( a close up of a piece of the magnificent cottonwood canopy that arced its way overhead and met the ground – photo 2018)
Something’s wrong.
I stopped dead
in my tracks as I
passed through the gate
startling the pre-dawn sky.
I was on my way to the river.
It was dark.
Gazing up at my beloved
Cottonwood Cathedral
I couldn’t see,
But why couldn’t I feel her Presence?
A fearful hole
ripped through my heart
as dread seeped in.
Some alien force
had smashed the Peace.
When I reached the river
La Llorona was sobbing
her veil of mist
smudging the trees with a shroud.
Retracing the path at dawn
the terrifying sight of
severed limbs –
the loss of
supple arches
that swept the ground
with their bountiful grace,
limbs bowed low in surrender…
shattered the wonder of this holy place –
twisted knives in my gut.
To lose a holy place
is to be annihilated.
Both the trees and I
have lost our limbs
like the handmaid once did
to mindless slaughter
by those that neither
see or feel.
Never again will
we rejoice in the
reciprocal
joy that the holy
bestows on
those that are
capable of Love.
For three years I have walked through the Cathedral of Cottonwoods, sometimes two or three times a day just for the simple pleasure of feeling the peace that these Matriarchs of the Bosque bestow upon anyone who can feel their benign yet powerful presence. In just one place beyond the gate the holy lived… and day after day year after year I would stop just to feel the peace – amazing grace. This spot was my sanctuary, the one place on this property that somehow felt like it belonged to me as I did to her.

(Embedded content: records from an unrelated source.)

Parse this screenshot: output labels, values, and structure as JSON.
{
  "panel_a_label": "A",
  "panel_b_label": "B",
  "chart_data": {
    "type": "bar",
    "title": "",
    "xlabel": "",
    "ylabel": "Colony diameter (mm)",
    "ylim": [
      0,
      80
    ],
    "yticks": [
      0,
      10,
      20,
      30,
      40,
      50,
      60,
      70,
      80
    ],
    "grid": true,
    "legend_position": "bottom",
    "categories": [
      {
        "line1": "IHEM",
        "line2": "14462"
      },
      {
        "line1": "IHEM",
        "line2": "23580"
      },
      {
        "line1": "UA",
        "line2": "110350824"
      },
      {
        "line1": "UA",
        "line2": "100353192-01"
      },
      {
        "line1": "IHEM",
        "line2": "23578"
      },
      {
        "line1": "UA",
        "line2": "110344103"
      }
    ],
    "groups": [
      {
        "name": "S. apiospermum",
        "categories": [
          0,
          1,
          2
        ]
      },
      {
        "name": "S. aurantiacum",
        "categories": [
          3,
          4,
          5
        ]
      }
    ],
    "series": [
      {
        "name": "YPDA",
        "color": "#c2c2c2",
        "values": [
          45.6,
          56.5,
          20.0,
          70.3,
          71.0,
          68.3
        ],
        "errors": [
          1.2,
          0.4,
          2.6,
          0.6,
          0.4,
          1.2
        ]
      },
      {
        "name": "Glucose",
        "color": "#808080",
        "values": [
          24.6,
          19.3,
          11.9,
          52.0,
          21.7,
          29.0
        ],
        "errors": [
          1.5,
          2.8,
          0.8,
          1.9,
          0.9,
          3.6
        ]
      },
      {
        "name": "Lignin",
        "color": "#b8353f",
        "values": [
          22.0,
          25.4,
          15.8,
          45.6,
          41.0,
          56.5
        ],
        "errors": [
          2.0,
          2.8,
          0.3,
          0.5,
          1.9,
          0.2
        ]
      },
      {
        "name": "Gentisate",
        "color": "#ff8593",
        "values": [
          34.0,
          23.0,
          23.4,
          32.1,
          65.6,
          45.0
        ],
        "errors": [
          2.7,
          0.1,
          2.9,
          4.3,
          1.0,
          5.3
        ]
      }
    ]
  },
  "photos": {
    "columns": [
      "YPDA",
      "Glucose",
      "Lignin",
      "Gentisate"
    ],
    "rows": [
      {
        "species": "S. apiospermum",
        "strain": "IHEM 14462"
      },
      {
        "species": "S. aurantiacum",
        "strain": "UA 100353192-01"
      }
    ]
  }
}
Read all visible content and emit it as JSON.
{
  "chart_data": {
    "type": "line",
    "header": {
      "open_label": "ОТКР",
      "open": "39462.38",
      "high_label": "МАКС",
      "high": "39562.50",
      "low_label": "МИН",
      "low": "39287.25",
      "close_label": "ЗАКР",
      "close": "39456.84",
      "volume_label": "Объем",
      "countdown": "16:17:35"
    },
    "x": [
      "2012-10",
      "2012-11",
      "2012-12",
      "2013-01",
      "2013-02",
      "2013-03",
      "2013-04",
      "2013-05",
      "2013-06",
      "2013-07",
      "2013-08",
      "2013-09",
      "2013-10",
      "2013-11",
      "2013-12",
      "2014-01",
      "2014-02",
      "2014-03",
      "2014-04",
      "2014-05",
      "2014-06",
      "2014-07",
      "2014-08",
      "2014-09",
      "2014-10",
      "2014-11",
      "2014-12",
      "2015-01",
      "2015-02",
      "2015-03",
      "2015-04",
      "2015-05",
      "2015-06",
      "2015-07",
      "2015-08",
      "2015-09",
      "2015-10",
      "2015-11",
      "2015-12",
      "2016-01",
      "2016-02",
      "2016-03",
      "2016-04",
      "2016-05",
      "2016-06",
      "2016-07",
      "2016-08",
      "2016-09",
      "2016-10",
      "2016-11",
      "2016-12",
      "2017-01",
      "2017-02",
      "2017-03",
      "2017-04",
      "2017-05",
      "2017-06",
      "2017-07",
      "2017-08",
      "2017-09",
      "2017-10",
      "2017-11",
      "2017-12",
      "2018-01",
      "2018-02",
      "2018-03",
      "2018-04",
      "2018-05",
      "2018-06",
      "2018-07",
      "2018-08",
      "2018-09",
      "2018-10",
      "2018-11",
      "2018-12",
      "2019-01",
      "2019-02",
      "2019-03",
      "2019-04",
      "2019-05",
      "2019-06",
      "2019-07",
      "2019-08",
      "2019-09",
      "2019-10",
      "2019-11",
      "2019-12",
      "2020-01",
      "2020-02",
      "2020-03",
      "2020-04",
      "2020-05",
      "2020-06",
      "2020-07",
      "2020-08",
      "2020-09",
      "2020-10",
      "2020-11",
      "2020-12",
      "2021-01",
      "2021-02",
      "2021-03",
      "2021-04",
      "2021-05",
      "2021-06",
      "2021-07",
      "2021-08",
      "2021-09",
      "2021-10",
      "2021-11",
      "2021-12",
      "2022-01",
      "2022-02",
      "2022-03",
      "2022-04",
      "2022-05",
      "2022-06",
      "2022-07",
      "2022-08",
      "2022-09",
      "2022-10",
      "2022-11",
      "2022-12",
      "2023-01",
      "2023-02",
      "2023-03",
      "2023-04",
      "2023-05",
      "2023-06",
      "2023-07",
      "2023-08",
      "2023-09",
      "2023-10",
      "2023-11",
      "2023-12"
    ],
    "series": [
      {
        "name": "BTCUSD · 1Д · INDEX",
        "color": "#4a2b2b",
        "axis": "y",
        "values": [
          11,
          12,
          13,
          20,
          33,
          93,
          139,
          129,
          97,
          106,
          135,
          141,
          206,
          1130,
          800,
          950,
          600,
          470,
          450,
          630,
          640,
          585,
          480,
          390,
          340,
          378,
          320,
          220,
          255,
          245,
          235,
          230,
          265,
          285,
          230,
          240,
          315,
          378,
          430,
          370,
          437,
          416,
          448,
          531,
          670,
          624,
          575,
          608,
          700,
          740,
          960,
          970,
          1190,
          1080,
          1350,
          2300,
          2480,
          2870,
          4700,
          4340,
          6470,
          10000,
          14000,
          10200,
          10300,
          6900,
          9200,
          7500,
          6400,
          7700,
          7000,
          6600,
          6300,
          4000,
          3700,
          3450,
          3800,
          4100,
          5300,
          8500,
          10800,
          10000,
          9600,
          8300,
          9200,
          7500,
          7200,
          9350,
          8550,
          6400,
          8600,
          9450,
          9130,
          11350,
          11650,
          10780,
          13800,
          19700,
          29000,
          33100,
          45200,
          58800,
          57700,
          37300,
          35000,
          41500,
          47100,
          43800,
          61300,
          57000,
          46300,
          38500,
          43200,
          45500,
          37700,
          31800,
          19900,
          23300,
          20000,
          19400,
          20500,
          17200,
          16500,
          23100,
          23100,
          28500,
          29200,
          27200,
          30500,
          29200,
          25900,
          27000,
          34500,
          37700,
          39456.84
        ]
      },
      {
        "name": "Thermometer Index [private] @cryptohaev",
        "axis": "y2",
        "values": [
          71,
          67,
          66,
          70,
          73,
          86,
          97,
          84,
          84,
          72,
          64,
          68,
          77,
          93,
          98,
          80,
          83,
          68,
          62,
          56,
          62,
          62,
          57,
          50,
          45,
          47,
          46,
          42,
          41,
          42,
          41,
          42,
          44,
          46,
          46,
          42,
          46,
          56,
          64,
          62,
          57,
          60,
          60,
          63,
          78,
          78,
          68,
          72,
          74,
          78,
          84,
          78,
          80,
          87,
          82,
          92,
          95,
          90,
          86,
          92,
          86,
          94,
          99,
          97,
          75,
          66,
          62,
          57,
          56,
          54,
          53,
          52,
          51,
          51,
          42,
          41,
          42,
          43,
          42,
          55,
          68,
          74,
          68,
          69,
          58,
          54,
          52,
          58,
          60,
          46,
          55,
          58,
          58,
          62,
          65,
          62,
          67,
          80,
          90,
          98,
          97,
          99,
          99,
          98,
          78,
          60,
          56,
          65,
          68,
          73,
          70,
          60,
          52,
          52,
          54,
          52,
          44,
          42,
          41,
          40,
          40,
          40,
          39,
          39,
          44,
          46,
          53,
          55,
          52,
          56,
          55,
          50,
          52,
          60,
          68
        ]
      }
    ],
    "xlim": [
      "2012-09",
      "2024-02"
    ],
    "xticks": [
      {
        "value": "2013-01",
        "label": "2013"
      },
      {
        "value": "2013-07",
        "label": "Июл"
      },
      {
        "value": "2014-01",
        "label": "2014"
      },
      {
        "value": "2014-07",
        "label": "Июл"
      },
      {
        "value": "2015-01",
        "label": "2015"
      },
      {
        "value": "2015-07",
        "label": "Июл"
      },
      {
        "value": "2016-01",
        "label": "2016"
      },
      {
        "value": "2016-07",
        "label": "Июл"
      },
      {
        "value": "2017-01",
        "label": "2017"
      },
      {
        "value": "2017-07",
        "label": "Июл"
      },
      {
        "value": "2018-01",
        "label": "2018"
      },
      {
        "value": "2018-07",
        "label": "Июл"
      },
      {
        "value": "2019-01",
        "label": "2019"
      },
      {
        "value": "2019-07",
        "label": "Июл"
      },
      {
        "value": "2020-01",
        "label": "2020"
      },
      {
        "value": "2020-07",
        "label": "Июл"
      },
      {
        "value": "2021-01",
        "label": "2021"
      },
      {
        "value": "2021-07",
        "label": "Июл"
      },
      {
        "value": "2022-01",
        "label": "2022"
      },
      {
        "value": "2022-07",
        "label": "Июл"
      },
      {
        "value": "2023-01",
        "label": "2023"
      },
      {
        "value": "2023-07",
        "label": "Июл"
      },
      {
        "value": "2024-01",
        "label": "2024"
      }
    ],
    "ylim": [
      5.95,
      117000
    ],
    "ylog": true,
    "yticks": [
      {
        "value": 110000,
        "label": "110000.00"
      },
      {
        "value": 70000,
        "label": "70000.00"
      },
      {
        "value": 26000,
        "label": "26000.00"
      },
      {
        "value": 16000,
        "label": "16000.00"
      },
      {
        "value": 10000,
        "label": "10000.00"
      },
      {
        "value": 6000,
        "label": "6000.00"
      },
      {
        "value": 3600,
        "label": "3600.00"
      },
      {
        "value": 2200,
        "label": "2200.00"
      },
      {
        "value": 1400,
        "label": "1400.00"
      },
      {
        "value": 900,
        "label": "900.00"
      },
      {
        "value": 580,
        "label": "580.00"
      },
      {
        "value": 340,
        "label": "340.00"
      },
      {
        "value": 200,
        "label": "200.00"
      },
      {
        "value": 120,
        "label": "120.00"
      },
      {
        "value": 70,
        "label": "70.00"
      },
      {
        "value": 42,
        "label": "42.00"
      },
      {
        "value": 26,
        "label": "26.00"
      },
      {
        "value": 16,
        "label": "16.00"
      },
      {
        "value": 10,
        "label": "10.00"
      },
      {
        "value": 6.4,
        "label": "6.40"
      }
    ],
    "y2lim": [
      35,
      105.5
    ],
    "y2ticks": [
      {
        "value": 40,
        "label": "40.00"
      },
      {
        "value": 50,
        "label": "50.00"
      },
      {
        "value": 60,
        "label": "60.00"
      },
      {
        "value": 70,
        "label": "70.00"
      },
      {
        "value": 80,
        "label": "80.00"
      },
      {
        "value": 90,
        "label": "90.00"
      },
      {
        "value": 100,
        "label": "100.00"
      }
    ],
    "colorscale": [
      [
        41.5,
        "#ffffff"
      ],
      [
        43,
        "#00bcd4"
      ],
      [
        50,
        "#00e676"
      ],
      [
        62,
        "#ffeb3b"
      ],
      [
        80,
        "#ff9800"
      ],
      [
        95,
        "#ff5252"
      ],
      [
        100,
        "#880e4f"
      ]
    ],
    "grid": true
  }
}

Today my sanctuary has been destroyed forever. This tree destruction occurred either in my absence or sometime during this past week when my dog has been so ill that I have barely stepped out the door except to make a harrowing trip to the vet.
My body is still struggling to process the magnitude of this loss. Intentional or not it feels malevolent. Each time I walk through this area someone in me screams out “NO NO, not here.” My most beloved place. Gone, the severed limbs will bare ugly scars until the tree itself returns to the earth in death…
The worst part of this story is that the severing of the arms of the tree accomplished virtually nothing. These beautiful arches were beyond a fence… and part of a path to the river. There was absolutely no reason to senselessly destroy them especially since dead branches still hang over the same area.
The severed limbs also remind me of a fairy tale…In the “The Handmaid’s Tale” a father betrays a glorious apple tree that is also his daughter for money. This bargain with the devil intensifies as the dark one insists the father chop off the girl’s hands. At this point after a second unconscionable betrayal the child leaves home with her severed hands and throws herself on the mercy of nature, who eventually restores the young woman’s hands…
My beloved cottonwoods will not have their limbs restored but perhaps there’s a message in this story for me.